Summer Obsessions

Like most of the Smack Dab bloggers who posted this month, I looked forward to summer reading all during the school year.  This was back before schools put out lists of worthy books to read on vacation.  For me summer was a time to read whatever I wanted and especially to indulge in obsessions.

One summer it was the Bobbsey Twins.  A bad sunburn kept me at a shady picnic table while the rest of my family was enjoying Sunny Bridge Lake. My consolation prize was a Bobbsey Twins’ title picked up at a nearby discount store (remember Two Guys?). Once I read one, I had to read them all.  Luckily my library had them on the shelves. I don’t think my mother would have been willing to spring for 50+ books.  When I ran out, I simply re-read my favorites.

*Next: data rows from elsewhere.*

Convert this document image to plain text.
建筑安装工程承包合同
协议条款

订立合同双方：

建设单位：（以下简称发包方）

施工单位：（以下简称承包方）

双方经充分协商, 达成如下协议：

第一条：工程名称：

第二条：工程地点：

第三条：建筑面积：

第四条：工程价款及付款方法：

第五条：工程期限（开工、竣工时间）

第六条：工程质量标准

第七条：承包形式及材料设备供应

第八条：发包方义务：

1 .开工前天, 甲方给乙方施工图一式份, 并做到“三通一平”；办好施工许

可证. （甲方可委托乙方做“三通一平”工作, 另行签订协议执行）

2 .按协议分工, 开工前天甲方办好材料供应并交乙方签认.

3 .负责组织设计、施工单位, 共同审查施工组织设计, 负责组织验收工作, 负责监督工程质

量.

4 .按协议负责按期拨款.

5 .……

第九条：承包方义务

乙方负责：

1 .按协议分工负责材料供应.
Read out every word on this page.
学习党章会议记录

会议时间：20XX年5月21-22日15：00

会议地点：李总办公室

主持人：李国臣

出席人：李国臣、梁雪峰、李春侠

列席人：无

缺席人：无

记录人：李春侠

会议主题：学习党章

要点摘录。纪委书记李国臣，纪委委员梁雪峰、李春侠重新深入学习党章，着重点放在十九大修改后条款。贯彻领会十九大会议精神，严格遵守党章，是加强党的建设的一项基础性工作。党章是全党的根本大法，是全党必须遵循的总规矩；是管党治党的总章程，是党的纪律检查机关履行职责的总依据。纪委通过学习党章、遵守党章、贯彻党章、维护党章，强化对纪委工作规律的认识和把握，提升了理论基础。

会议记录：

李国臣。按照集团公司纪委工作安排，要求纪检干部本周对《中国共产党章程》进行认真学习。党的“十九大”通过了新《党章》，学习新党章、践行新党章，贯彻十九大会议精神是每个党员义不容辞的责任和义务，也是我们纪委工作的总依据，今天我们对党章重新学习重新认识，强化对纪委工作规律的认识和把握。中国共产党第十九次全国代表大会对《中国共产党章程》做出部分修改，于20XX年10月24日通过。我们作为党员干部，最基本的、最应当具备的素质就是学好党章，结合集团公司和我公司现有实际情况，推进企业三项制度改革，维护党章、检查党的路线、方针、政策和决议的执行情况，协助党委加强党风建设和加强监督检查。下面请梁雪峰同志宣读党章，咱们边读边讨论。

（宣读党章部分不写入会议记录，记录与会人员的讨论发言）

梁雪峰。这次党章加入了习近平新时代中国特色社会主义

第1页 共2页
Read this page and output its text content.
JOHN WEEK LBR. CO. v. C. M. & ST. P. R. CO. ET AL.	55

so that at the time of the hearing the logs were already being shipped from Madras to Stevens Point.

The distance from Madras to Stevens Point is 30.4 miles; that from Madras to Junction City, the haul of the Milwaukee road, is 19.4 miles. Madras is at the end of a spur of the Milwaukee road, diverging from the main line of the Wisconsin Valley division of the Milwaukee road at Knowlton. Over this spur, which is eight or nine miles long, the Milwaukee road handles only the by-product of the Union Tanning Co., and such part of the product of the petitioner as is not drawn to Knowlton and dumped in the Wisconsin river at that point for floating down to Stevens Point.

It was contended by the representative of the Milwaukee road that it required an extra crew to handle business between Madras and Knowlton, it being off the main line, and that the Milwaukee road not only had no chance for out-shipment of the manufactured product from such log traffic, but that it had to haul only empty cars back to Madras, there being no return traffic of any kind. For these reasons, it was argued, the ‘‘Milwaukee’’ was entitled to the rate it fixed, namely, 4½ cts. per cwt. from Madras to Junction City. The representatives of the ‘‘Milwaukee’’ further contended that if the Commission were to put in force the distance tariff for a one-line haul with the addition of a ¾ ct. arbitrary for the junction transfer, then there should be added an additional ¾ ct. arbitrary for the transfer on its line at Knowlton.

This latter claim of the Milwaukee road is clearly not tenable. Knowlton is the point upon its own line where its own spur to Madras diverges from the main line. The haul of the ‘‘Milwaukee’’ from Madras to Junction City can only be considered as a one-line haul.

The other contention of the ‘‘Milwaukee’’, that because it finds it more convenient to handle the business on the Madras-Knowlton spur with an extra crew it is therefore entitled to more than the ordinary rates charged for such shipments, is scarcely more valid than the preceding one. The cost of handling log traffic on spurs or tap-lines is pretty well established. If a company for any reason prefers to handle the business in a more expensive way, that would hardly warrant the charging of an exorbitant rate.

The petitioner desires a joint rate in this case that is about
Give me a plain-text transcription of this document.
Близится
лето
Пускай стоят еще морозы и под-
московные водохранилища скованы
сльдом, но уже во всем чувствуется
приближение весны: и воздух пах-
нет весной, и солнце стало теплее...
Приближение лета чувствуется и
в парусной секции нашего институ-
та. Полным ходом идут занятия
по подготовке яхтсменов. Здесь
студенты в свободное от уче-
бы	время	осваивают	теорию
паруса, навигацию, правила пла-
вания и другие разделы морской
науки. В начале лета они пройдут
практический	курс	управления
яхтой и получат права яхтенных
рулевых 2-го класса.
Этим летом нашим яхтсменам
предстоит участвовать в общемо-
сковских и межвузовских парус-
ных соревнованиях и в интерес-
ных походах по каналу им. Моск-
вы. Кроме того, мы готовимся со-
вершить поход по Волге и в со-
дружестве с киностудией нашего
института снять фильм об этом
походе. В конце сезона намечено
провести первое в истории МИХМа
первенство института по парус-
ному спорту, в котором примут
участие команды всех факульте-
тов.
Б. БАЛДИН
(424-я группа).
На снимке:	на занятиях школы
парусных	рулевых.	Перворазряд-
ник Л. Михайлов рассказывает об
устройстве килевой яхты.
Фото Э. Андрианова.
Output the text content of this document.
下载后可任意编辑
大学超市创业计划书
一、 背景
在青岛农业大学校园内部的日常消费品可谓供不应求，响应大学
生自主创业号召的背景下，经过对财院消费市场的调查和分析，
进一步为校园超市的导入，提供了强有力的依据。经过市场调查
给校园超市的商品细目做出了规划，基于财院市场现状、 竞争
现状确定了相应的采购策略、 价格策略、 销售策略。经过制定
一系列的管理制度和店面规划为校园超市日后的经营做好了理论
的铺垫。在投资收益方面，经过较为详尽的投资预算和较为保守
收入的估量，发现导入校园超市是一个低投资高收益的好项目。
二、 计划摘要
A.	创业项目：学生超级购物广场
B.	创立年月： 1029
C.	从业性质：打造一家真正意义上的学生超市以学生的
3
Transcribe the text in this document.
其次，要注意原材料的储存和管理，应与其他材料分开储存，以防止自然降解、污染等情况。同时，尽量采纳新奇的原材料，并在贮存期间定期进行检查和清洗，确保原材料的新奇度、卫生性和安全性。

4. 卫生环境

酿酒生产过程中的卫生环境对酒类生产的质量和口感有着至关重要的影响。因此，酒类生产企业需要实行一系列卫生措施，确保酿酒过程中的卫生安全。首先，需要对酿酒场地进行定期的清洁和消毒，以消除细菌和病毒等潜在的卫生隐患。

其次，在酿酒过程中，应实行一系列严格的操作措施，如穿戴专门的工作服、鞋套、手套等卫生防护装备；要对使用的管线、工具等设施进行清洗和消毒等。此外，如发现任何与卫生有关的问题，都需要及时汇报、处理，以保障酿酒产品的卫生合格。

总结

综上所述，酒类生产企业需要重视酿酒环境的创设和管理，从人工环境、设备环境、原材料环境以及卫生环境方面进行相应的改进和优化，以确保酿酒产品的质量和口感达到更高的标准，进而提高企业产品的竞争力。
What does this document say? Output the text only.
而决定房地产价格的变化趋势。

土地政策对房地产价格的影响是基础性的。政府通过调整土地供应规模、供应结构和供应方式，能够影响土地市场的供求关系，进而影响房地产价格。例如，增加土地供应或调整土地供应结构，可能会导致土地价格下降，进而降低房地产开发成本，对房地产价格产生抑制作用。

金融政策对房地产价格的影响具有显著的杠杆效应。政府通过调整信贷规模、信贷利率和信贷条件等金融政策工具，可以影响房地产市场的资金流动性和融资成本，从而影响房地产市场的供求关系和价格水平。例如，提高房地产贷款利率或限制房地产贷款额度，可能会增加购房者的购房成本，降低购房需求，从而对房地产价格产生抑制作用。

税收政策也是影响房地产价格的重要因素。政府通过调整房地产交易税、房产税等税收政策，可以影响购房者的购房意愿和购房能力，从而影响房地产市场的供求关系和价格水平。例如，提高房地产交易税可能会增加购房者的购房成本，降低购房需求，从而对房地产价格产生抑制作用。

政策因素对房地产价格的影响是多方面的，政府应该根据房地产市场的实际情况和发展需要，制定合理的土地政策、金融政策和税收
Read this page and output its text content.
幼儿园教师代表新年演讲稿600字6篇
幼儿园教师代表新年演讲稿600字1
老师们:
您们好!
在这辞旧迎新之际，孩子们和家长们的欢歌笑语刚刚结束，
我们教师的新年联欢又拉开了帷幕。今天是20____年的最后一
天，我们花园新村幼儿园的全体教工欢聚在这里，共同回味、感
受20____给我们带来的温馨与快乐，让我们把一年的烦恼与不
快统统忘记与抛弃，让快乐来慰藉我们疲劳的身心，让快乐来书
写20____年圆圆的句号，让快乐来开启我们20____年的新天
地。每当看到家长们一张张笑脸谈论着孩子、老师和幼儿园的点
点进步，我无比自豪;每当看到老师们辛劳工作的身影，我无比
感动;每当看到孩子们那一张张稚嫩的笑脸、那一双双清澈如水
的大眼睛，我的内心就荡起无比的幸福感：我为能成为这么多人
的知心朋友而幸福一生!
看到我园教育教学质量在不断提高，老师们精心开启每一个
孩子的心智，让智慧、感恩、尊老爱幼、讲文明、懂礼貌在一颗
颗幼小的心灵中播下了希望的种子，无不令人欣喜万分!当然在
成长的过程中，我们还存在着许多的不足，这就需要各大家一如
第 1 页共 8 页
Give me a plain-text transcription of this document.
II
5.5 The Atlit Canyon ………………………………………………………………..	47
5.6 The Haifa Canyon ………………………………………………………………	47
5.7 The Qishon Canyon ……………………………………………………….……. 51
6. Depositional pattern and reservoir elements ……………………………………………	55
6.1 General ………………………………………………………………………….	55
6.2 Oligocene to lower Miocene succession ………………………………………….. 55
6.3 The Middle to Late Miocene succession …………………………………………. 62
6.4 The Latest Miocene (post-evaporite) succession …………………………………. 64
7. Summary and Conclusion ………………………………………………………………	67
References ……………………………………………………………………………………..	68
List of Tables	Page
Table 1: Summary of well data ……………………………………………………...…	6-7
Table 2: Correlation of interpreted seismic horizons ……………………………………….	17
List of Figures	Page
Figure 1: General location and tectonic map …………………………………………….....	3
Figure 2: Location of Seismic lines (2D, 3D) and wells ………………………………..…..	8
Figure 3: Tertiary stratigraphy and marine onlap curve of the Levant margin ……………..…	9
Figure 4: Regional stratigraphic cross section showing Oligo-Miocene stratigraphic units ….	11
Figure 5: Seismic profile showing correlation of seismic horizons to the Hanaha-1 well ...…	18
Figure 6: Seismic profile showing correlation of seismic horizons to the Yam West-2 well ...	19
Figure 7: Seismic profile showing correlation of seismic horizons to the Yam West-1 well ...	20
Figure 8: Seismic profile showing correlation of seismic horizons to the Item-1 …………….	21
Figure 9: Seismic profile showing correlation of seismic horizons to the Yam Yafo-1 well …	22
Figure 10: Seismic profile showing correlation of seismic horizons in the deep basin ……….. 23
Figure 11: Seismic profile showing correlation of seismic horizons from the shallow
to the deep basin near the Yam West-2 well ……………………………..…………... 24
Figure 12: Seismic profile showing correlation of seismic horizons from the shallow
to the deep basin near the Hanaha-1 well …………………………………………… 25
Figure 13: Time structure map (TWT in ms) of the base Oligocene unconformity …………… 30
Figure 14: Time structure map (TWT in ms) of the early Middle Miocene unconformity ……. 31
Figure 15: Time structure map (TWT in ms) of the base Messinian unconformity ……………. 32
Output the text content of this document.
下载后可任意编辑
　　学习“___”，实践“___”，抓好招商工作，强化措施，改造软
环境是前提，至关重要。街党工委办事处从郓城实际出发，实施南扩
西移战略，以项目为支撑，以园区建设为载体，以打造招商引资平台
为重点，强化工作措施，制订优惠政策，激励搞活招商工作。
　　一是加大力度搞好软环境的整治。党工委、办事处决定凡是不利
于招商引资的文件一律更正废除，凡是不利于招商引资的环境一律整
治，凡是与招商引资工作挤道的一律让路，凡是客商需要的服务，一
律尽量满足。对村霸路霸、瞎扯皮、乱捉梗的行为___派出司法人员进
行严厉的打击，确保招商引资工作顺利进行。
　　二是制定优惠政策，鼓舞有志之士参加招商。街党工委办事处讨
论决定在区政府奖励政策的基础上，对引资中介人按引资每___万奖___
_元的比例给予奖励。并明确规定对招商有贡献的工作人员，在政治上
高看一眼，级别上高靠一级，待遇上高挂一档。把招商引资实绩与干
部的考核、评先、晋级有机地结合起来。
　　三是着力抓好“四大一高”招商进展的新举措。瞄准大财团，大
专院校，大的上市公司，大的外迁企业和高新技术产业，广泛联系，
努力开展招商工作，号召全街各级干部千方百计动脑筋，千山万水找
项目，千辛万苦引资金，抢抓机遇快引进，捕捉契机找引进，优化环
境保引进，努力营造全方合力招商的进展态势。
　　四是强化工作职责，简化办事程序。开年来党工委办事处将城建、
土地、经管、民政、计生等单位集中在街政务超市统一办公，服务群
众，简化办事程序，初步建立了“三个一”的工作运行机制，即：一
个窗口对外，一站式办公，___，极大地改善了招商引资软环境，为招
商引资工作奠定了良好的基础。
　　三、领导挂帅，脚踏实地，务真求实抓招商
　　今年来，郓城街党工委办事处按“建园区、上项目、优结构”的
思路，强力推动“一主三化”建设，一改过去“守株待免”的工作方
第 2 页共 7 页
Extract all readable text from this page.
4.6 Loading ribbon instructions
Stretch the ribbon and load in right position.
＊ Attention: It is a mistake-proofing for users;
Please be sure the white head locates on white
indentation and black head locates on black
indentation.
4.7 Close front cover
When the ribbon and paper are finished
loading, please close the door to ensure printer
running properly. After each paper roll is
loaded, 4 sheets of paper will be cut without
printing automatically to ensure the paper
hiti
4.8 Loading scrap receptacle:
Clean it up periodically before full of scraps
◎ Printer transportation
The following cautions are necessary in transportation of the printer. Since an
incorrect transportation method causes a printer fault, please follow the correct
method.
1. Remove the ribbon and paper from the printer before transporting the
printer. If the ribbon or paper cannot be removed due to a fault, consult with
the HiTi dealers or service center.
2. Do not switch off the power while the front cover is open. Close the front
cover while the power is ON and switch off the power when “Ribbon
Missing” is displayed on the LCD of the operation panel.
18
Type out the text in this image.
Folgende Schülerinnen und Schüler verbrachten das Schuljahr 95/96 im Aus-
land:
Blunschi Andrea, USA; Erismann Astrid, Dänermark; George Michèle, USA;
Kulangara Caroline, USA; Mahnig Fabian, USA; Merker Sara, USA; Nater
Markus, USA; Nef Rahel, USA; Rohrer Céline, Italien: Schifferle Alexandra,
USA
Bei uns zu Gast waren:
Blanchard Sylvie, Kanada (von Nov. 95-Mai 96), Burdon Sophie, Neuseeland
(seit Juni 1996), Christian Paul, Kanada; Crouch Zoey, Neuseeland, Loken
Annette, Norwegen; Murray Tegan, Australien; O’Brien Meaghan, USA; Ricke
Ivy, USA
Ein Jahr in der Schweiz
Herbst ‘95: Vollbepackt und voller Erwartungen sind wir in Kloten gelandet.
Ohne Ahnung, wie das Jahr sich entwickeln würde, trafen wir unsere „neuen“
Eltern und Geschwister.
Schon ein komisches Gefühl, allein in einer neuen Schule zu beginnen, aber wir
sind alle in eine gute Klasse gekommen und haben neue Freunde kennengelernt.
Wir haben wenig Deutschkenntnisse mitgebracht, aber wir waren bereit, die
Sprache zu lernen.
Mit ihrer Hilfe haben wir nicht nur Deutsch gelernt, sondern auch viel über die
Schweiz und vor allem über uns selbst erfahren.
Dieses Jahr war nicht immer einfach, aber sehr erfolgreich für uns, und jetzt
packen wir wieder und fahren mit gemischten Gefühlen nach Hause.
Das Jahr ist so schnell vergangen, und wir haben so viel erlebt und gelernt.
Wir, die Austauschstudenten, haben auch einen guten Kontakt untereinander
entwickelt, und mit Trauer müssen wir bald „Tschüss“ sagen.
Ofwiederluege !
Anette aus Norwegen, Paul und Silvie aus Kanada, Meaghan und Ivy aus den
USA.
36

By the next summer I was ready for what seemed like more grownup fare—Nancy Drew and the Hardy Boys, followed by series like the Borrowers by Mary Norton (a series I still happily re-read every couple of years) and the Little House books.

I didn’t confine myself to series – sometimes it was an author who inspired by obsessions (like Marilyn Sachs in sixth grade) and I didn’t stop until I had read every book of his or hers on the library shelf. Some 2-3 times.

Even in high school, I happily left The Grapes of Wrath and The Great Gatsby behind to dig into cheesy romances in the summer months.

Summer reading lists are a great, and it thrills me to no end to find my own titles on them, but summer should also be a time to let kids read whatever they want. Not because it’s good for them, but because it’s fun.


  1. Don't even get me started on assigned reading. Anyway! Yes! Summer should be fun. Goodness knows there isn't much to be had during the school year. Glad to hear I'm not alone with my feelings on summer reading.

  2. And here I thought I was the only Bobbsey Twins Fan! Thanks for a great rip down my childhood reading path, it brought back lots of memories. Any kind of reading is better than no reading.

  3. Nothing like a good romance in the summer...

  4. You're right! If summer lists are full of 'have-to's' then we run the risk of smothering reading joy and passion. As a teacher, I would much rather see kids generating their own summer reading lists.